With large areas of Afghanistan still not under the firm mandate of the central government in Kabul, Bush turned to Iraq – “unfinished business” from his father’s presidency. Seizing on every tidbit of information that favored the already-decided war policy while discarding everything that pointed to other explanations, the Bush White House pushed through Congress what the administration regarded as unrestrained consent to wage war whenever and however the president chose. Three years after the fall of Saddam Hussein’s regime, only three of Iraq’s 18 provinces are considered stable by Pentagon and State Department people on the ground – and those three are the Kurdish areas that have been semi-autonomous for a dozen years.
Now Bush seems intent on taking on Iran. It is as if, having taken on Afghanistan’s 31 million and Iraq’s 27 million citizens, he reckons it’s but a step up to Iran’s 69 million. But an attack on Tehran would be on a country whose population is in no way as deeply fissured as Afghanistan’s was or as Iraq’s became. Iran is also physically larger than Afghanistan and Iraq combined. Moreover, Iran has not been at war for 18 years while the past three years have taken a toll on U.S. equipment.
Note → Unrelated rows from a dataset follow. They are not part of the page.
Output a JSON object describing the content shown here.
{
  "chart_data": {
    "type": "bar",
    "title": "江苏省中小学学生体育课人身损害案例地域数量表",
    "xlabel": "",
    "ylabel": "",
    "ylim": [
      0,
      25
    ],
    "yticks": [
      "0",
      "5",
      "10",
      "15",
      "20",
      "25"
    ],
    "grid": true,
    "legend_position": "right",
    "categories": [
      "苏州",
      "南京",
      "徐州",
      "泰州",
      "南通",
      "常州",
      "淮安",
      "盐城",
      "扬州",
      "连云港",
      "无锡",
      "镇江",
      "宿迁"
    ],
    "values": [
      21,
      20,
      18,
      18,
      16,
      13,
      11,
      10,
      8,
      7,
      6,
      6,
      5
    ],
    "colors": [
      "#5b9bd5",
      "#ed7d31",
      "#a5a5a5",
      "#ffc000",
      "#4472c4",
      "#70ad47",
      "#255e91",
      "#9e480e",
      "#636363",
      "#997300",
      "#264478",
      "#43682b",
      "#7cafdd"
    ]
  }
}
Moreover, recruiting for the army is proving increasingly difficult, witness the additional money and personnel devoted to that task after the army missed its goals for 2005.
In March 2003, Bush unilaterally ended the UN mandated inspections by the International Atomic Energy Agency (IAEA) and the UN chemical and biological weapons inspectors by launching U.S. missiles, bombs, and personnel to topple Saddam’s regime. The IAEA is in Iran right now inspecting declared nuclear sites and tracking down undeclared sites. Late reports from unnamed Pentagon sources suggest the White House has moved from contingency planning to operational planning for a strike should Tehran not give up its right to run the entire nuclear fuel cycle from enrichment to fuel rod reprocessing.
The latest cause for concern is speculation that President Bush may be considering seriously a nuclear option against deeply buried targets in Iran. Beyond being a risky military venture given the time the Iranians have had to strengthen their air defenses, the long-term consequences would be diplomatically, economically, and environmentally disastrous.
As a rejoinder, “There you go again” won’t do any more. “Stop now!” is today’s order.